The Investor Education and Protection Fund (IEPF) Authority has been able to obtain transfer deposits worth Rs 1,514 crore from Kolkata-based Peerless General Finance and Investment Company.
This money of depositors was pending with the company for the last 15 years. It was taken by issuing 1.49 crore deposit certificates to over one crore individual investors, according to an official statement released on Tuesday.
Data submitted by Peerless shows that 50.77 per cent of the total amount was taken in the form of deposit certificates each with a value of Rs 2,000 or less.
A majority of these investors are common citizens belonging to lower and middle-income group, including daily wage earners, from 30 states and union territories. Most of them are from West Bengal.

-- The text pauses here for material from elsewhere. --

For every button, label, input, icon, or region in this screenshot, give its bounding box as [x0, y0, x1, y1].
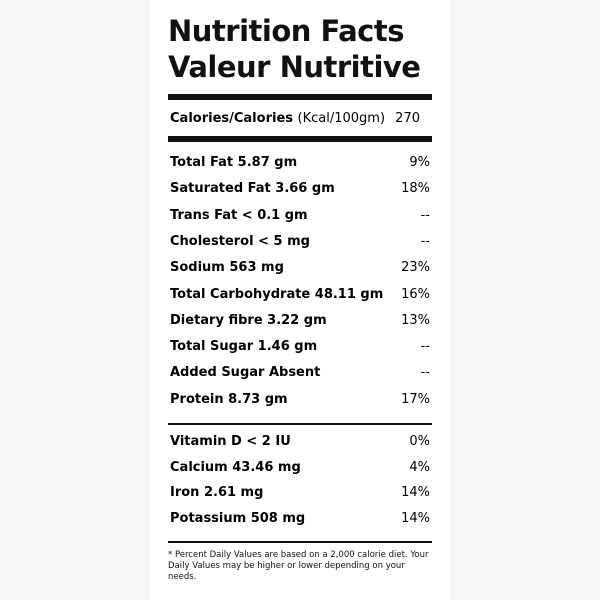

The IEPF Authority, set up under the Ministry of Corporate Affairs, is in the process of commissioning an online facility to collect primary information directly from retail investors about the deposits, which have matured and are still pending with various entities for repayment or payment of interests.

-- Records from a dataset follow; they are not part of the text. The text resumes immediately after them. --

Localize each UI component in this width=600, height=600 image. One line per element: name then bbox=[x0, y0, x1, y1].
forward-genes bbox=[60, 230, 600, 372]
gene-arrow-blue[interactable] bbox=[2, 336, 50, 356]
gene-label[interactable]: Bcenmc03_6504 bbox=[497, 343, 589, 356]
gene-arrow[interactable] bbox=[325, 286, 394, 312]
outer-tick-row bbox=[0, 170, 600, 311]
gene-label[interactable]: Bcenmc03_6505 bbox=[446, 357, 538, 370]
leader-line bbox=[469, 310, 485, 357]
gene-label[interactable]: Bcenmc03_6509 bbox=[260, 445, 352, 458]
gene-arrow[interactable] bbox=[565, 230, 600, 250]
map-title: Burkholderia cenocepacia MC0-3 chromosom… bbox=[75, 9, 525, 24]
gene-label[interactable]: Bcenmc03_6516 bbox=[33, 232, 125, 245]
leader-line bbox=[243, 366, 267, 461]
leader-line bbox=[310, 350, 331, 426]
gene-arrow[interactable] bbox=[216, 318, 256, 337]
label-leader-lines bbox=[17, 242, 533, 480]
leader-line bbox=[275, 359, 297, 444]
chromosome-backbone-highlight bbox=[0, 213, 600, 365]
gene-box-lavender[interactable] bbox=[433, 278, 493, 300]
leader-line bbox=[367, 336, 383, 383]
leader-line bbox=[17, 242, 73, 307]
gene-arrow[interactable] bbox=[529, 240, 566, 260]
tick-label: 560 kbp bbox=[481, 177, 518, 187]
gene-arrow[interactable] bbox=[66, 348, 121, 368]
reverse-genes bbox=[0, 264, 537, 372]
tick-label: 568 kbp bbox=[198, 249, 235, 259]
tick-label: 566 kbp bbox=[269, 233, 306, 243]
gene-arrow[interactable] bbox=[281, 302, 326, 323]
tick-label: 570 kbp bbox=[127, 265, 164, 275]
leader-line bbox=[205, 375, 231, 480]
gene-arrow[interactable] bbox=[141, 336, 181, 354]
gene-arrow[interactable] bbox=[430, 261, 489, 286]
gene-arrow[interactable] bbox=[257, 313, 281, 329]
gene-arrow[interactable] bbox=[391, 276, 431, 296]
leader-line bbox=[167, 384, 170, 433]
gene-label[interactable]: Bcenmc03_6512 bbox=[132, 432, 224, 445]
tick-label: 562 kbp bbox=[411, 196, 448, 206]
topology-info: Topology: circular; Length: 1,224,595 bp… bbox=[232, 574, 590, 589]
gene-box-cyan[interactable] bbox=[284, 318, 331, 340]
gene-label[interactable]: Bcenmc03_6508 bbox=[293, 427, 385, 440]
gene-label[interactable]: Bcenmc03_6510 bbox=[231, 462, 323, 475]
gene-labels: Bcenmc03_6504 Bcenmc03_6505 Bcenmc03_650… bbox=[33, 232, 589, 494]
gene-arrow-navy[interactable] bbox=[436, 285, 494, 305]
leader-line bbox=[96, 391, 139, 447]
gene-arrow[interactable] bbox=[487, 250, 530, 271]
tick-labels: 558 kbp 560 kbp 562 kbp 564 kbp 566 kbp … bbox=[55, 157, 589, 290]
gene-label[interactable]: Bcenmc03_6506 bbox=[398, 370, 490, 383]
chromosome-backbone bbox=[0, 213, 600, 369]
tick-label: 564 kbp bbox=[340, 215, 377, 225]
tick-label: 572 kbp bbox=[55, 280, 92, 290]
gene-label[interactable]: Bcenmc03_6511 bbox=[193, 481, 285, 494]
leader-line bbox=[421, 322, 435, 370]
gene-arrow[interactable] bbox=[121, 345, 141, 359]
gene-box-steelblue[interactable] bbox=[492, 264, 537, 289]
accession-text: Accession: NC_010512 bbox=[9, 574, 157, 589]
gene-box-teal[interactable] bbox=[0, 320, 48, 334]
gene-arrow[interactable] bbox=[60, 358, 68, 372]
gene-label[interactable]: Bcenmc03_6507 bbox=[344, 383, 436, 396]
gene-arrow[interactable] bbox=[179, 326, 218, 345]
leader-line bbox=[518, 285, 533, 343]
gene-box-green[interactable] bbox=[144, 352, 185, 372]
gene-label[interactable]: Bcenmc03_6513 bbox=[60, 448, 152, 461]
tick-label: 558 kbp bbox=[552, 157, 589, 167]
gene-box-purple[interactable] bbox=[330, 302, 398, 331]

The authority has also acted against companies which have transferred the unpaid dividend amount to IEPF but failed to transfer shares in accordance with Section 124 (6) of the Companies Act.
In some other cases, the companies are showing unclaimed and unpaid amounts in their balance sheets but have not transferred such amounts to IEPF even after seven years. The authority has issued more than 4,000 notices to these companies under section 206(4) of the Act for calling information. The size of IEPF Fund has almost doubled within one year with an accumulated corpus of Rs 4,138 crore.